Chronic subdural haematoma (CSDH) is one of the most common ‘neurosurgical’ conditions, with a rising incidence especially among elderly patients [6]. The placement of a subdural drain following burr-hole evacuation had been supported as a type B recommendation (i.e. based on class II evidence) in an authoritative review published in 2003 [13] but the utilisation of this simple and inexpensive manoeuvre was infrequent in the UK according to a questionnaire survey conducted in 2006 [11]. Subsequently, our unit sought to provide class I evidence for the role of subdural drains in the management of CSDH with the conduct of the Cambridge CSDH Trial. This randomised trial was published in 2009 and provided high-quality evidence that the use of a subdural drain can more than halve the risk of recurrence (recurrence rate 9.3% with a drain vs. 24% without a drain, p = 0.003) without an increase in the rate of complications [10]. Additionally, in this issue of the Acta Neurochirurgica longer-term results from the Cambridge CSDH trial are presented showing that subdural drains are associated with improved long-term survival, which appears similar to that expected for the general population of the same age and sex [5].

The accompanying paper by Tailor et al. from the King’s College Hospital in London provides a unit-specific perspective regarding the post-trial dissemination and implementation phase [12]. The authors report that the use of drains increased from 17% to 35% in the post-trial period, but it was only until after a departmental presentation of the trial results in 2015 that drain utilisation increased to 75%.

This is an important paper as it highlights the difficulties associated with implementation of trial findings in real-world practice. Of course, this is an issue that affects all clinical disciplines, so much so that in recent years ‘implementation research’ has become a scientific field per se. Implementation research has been defined as “the scientific inquiry into questions concerning implementation—the act of carrying an intention into effect, which in health research can be policies, programmes, or individual practices (collectively called interventions)” [8]. The science of implementation “can consider any aspect of implementation, including the factors affecting implementation, the processes of implementation, and the results of implementation, including how to introduce potential solutions into a health system or how to promote their large scale use and sustainability” [8].

A number of barriers may affect the implementation of the findings of a trial in the real world. Such barriers may exist at the level of the patient, the individual clinician, the healthcare team, the healthcare organisation, or the wider environment [3]. Clinicians, including surgeons, do not simply rely on clinical research and trials for their decision-making; personal experience and departmental experience play an important role in guiding clinical decisions for individual patients. Clinical autonomy and judgement are also considered important; trial findings or guidelines that go against the “usual” practice of an individual surgeon, unit, or organisation may face resistance [4]. Another barrier is a lack of belief in the model of evidence-based medicine and the necessity of randomised trials for providing high-quality answers to important questions in an unbiased way. Surgeon-led efforts are underway in the UK to educate surgical trainees in the concepts of evidence, randomisation, equipoise, bias, etc. [9]. However, as Tailor et al. state, there is a need for having departmental mechanisms in place for critically appraising and implementing changes in response to emerging evidence. This is especially important in an era characterised by widespread subspecialisation, when individuals often struggle to keep up with the information overload available to them.

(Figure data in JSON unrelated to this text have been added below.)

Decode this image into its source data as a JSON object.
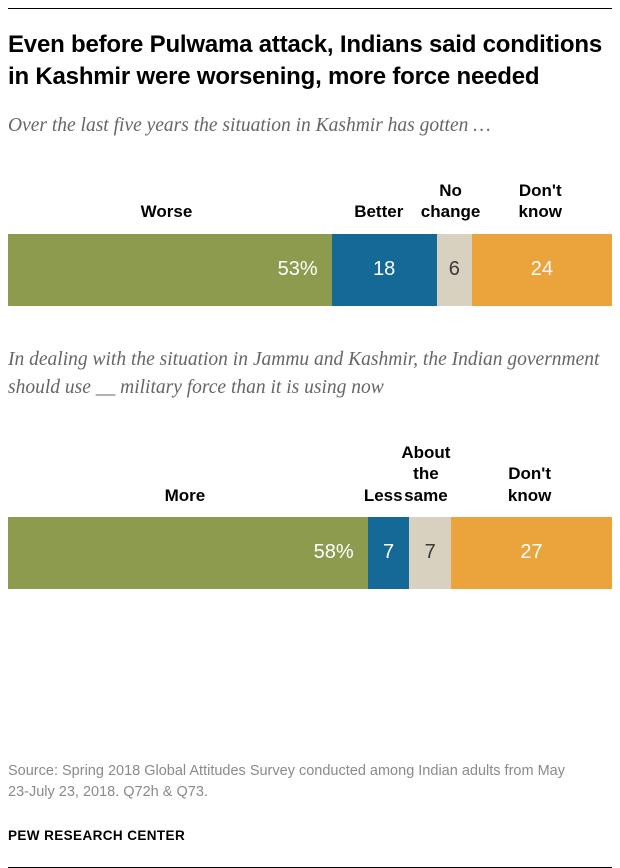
{
  "title": "Even before Pulwama attack, Indians said conditions in Kashmir were worsening, more force needed",
  "source": "Source: Spring 2018 Global Attitudes Survey conducted among Indian adults from May 23-July 23, 2018. Q72h & Q73.",
  "footer": "PEW RESEARCH CENTER",
  "colors": {
    "green": "#8c9b4e",
    "blue": "#156996",
    "tan": "#d8d1bf",
    "orange": "#eba33c",
    "rule": "#000000",
    "subtitle_text": "#666666",
    "source_text": "#8a8a8a"
  },
  "chart_data": [
    {
      "type": "bar",
      "orientation": "horizontal-stacked",
      "title": "Over the last five years the situation in Kashmir has gotten …",
      "categories": [
        "Worse",
        "Better",
        "No change",
        "Don't know"
      ],
      "values": [
        53,
        18,
        6,
        24
      ],
      "value_labels": [
        "53%",
        "18",
        "6",
        "24"
      ],
      "colors": [
        "#8c9b4e",
        "#156996",
        "#d8d1bf",
        "#eba33c"
      ],
      "label_text_colors": [
        "#ffffff",
        "#ffffff",
        "#3a3a3a",
        "#ffffff"
      ],
      "xlim": [
        0,
        100
      ],
      "grid": false,
      "legend_position": "labels-above-segments"
    },
    {
      "type": "bar",
      "orientation": "horizontal-stacked",
      "title": "In dealing with the situation in Jammu and Kashmir, the Indian government should use __ military force than it is using now",
      "categories": [
        "More",
        "Less",
        "About the same",
        "Don't know"
      ],
      "values": [
        58,
        7,
        7,
        27
      ],
      "value_labels": [
        "58%",
        "7",
        "7",
        "27"
      ],
      "colors": [
        "#8c9b4e",
        "#156996",
        "#d8d1bf",
        "#eba33c"
      ],
      "label_text_colors": [
        "#ffffff",
        "#ffffff",
        "#3a3a3a",
        "#ffffff"
      ],
      "xlim": [
        0,
        100
      ],
      "grid": false,
      "legend_position": "labels-above-segments"
    }
  ]
}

Finally, we would like to highlight an additional mechanism that can facilitate dissemination and implementation of trial findings, namely, the conduct of prospective multi-centre observational studies (also known as national audits in the UK). Such studies can also serve the purpose of ensuring that the findings of a trial hold true in the real world. For example, in the multi-centre prospective observational CSDH cohort study of the British Neurosurgical Trainee Research Collaborative [7], data on 1205 patients with CSDH were collected from 26 of the 33 UK and Ireland neurosurgical units between May 2013 and January 2014. The project was driven by trainees and supported by consultants in all participating units [2]. The study found that a subdural drain was used in 85% of patients, while according to the 2006 survey 85% surgeons in the UK and the Republic of Ireland would either never use or use drains in less than a quarter of burr hole drainage operations [11]; this confirms the substantial uptake of the Cambridge CSDH trial findings across the UK [1]. Additionally, the study established that the UK-wide recurrence rate was 9%, which is very similar to the recurrence rate observed in the drain arm of the Cambridge CSDH trial. More importantly, multivariate analysis demonstrated that failure to insert a drain independently predicted recurrence and unfavourable functional outcome at discharge. This serves as a validation of the effectiveness of subdural drains in a real-world setting.